La gravité des propos de Mohamed Koné qui annoncent clairement un projet de putsch, a fait reculer EDS (Ensemble pour la Démocratie et la Souveraineté), mouvance pro-Gbagbo. Son vice-président chargé des relations avec les partis politiques et les institutions, Eric KAHE Pklohourou affirme n’être mêlé ni de près ni de loin au rassemblement de Trocadéro. Mieux ce groupement de partis politiques soutient n’avoir pas envoyé de représentant à ce meeting.

« La plate-forme politique Ensemble pour la Démocratie et la Souveraineté (EDS) attachée à la paix et à la réconciliation, tient à informer tous les militants et sympathisants des partis politiques (AIRD, FPI, UNG, R2P, RPA-CI, NPR, etc.. ) et organisations qui la composent, ainsi que l’ensemble de la communauté nationale et internationale, qu’elle n’est nullement concernée ni de près ni de loin, par la récente activité politique qui a eu lieu ce week-end du samedi 15 février 2020, à la place du Trocadéro, à Paris. Elle (EDS) n’a pas été associée à l’organisation de cette manifestation et n’y a donc délégué aucun responsable politique, ni appelé ses militants à y participer.Au demeurant, aucune prise de parole en son nom n’y a été observée, ni même programmée», désengage-t-il EDS.

Et pourtant des banderoles à l’effigie de ce mouvement proche de l’ancien président, Laurent Gbagbo qui a été acquitté par la CPI étaient visibles au rassemblement de Trocadéro.

Embouchant la même trompette, CDRP, GPS et LIDER ont à leur tour démenti être associés à un quelconque appel à la révolte armée. Ces partis politiques soutiennent que le but du meeting du samedi, était « la mise en place d’une CEI équitable pour des élections libres transparentes et ouvertes à tous, le respect des règles démocratiques, la réconciliation et le respect de la Constitution ».
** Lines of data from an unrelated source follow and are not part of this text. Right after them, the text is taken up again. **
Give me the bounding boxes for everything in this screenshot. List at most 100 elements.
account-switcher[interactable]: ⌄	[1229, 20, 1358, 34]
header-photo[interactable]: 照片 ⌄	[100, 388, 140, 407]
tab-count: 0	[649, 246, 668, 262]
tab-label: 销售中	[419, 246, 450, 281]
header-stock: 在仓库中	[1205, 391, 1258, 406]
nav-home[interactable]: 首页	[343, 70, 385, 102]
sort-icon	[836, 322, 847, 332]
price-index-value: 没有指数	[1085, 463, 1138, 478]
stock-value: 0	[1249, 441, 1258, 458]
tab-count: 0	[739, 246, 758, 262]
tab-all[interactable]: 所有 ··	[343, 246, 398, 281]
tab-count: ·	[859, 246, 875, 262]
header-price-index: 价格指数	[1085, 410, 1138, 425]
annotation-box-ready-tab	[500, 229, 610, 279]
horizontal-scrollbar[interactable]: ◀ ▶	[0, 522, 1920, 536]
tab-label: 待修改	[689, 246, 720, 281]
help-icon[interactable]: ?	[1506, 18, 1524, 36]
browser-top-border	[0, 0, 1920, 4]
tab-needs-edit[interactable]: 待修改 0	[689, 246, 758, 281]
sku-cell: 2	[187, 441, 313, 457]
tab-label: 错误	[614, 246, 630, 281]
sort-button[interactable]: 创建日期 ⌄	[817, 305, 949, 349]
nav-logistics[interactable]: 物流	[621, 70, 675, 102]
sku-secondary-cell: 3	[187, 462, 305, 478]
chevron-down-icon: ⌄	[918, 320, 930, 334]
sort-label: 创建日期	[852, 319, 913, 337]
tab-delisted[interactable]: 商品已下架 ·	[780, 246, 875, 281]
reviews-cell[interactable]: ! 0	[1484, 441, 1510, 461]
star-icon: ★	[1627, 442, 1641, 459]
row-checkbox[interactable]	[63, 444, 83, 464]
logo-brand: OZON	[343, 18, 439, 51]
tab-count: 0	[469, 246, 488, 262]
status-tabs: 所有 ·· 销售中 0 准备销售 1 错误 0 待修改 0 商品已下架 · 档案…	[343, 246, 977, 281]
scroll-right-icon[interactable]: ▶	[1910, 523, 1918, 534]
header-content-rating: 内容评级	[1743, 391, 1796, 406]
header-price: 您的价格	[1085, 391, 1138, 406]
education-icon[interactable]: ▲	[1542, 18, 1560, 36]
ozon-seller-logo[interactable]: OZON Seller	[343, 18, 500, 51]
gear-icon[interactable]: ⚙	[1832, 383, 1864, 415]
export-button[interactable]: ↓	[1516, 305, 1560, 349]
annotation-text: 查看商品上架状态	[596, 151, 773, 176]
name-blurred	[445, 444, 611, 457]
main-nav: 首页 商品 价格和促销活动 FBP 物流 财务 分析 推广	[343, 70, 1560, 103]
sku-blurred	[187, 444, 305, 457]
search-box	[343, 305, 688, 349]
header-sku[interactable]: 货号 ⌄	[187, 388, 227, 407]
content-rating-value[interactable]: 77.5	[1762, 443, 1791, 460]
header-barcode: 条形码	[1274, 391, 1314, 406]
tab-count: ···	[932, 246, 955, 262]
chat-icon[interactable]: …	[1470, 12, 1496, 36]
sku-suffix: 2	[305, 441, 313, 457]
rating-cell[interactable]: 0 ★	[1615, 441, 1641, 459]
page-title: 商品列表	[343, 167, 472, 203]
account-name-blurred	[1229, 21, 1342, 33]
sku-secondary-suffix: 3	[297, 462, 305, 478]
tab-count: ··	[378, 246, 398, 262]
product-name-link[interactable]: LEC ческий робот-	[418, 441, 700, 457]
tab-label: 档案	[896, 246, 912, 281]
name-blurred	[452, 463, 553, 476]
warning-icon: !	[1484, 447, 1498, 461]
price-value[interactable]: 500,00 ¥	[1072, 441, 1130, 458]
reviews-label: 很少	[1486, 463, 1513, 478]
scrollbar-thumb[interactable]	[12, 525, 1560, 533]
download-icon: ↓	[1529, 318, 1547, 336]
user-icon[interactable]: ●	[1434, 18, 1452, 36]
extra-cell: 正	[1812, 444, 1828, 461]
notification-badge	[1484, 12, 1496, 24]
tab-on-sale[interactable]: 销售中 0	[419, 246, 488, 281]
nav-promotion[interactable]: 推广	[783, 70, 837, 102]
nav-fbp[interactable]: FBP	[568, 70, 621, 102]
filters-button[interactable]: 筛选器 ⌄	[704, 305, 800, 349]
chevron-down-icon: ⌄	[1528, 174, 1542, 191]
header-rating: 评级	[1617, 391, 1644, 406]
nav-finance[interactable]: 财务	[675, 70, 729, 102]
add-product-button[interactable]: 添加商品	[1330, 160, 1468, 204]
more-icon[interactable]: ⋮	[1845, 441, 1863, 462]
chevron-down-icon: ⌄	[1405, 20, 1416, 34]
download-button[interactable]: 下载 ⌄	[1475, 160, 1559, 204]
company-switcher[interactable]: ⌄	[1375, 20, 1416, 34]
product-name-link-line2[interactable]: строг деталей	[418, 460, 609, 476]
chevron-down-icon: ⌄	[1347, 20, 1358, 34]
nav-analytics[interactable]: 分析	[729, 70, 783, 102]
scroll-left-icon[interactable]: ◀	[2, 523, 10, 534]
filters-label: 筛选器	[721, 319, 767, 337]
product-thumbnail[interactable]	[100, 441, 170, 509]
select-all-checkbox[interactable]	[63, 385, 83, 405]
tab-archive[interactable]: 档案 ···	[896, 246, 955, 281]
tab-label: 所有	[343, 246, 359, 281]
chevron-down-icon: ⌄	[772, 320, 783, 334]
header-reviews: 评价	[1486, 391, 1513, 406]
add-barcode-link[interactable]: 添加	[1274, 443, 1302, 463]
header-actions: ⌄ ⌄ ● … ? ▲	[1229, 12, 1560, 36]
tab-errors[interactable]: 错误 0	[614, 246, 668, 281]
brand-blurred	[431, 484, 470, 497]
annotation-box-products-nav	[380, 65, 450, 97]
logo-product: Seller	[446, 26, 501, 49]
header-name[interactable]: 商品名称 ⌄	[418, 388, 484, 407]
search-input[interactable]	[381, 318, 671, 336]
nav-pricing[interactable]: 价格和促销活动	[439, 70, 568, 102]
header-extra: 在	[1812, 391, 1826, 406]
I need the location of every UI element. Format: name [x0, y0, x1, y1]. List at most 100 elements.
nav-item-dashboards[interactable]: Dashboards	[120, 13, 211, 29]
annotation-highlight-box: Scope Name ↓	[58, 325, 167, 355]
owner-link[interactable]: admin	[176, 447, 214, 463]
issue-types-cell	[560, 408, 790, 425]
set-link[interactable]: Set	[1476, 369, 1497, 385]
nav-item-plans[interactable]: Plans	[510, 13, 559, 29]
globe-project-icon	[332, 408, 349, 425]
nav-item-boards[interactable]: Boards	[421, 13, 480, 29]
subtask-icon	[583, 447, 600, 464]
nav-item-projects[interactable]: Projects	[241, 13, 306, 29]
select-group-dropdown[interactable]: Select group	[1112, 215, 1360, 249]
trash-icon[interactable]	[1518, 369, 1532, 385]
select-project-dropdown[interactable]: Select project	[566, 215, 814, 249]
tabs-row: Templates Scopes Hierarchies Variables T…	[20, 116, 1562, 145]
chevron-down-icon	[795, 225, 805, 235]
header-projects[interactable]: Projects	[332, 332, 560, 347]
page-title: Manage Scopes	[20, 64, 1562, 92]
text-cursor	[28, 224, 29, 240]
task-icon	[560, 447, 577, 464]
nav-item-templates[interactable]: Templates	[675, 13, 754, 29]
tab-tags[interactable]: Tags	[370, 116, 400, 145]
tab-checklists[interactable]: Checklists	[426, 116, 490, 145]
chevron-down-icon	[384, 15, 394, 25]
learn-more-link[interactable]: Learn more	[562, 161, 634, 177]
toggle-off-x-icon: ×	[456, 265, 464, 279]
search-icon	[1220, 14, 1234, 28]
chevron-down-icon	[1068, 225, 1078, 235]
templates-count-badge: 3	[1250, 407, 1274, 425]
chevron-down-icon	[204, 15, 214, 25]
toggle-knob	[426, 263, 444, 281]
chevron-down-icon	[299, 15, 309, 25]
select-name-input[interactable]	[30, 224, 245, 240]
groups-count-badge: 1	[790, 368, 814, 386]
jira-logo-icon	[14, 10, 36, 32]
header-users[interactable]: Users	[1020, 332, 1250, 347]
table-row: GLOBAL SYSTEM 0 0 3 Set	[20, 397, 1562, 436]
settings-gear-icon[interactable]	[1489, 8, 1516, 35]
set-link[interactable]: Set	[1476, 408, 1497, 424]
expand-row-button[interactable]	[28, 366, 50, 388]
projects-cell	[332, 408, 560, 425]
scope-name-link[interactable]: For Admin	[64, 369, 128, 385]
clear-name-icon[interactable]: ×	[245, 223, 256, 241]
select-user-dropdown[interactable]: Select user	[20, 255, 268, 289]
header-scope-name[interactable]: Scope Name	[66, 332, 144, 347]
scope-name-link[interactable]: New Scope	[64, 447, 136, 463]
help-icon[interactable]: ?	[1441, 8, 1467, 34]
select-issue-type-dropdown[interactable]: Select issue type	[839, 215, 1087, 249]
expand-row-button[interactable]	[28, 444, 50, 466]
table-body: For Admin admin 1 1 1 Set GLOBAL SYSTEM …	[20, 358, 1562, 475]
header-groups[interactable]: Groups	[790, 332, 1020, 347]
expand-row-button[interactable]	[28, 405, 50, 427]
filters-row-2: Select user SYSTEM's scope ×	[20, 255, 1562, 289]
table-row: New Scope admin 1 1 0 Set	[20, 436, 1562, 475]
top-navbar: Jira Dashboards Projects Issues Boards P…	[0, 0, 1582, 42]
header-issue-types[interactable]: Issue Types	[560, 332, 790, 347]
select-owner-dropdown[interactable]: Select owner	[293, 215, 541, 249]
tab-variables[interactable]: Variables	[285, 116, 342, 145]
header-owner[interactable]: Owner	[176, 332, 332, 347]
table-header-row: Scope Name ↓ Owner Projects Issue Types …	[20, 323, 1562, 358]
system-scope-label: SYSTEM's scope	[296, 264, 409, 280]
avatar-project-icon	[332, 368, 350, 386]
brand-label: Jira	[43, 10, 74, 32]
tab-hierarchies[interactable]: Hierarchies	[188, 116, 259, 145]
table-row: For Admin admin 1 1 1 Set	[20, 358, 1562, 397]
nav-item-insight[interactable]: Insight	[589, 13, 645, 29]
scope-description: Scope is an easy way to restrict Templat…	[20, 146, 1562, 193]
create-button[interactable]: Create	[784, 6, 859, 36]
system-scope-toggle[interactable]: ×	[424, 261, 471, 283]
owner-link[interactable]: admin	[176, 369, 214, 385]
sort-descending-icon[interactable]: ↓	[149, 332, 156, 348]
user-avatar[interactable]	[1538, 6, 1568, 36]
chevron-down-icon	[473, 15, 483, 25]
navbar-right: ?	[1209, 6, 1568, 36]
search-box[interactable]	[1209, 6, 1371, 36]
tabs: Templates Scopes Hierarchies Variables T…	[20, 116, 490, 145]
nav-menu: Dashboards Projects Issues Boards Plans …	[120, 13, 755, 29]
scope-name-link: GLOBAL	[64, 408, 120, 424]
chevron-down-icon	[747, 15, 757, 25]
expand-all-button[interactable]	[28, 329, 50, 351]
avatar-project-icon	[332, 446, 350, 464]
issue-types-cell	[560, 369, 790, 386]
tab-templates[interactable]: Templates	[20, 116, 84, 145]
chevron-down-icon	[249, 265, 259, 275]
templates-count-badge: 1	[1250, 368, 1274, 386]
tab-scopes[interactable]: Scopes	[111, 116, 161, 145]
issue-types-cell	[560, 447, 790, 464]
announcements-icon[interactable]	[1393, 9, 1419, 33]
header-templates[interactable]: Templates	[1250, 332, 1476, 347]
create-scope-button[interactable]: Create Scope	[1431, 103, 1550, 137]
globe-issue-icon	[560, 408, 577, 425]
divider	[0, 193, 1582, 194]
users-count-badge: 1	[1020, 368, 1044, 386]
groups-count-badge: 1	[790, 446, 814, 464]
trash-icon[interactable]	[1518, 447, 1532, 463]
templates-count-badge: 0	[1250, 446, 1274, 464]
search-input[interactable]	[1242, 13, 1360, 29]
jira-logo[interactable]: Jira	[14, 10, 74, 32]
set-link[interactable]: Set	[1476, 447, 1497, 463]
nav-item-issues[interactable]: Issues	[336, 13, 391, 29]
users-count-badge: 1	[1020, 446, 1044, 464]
Dans un document signé de Jean-paul Baddy, le Coordonnateur CDRP-France, par ailleurs délégué général PDCI-RDA Paris Val d’Oise dont 7info.ci a eu copie, ils affirment tous ne pas se reconnaître dans les propos du « capitaine » Mohamed Koné. « Le comité d’organisation de cet événement majeur au cœur de Paris, la CDRP, le GPS, LIDER et la société civile affirment très clairement et catégoriquement qu’ils ne se reconnaissent pas dans ces propos. Et qu’ils déclinent toute paternité des paroles de cet individu qui, profitant d’une baisse de vigilance de la sécurité a tenté de discréditer cette manifestation » défend-il.

En revanche, CDRP, GPS, et LIDER invitent leurs militants et partisans à « rester mobilisés et à l’écoute des mots d’ordre à venir ».

Depuis Abidjan, le candidat déclaré à la présidentielle, Hamed Koffi Zarour, a dénoncé « des propos graves » et «  anti-démocratiques ». Pour lui, seul le dialogue entre filles et fils de la Côte d’Ivoire peut sauver la Côte d’Ivoire d’une autre crise aux conséquences dramatiques. Il a donc décidé de solliciter des audiences auprès des différents acteurs de la scène politique ivoirienne.

« Nous solliciterons auprès du Président de la République Son Excellence Alassane Ouattara une audience. Nous entreprendrons la même démarche auprès du Président Henri Konan Bédié, du Pdci-Rda ainsi que l’ex-Première dame Mme Simone Ehivet Gbagbo et M. Pascal Affi N Guessan du FPI. Nous irons à la rencontre de M. Mamadou Koulibaly de Lider , de M. Georges Armand Ouégnin de EDS, de M. Adama Bictogo du Rhdp et bien d’autres leaders politiques. Il est temps d’agir pour préserver la mère-patrie de tout mauvais coup, préjudiciable à tous », prévient-il.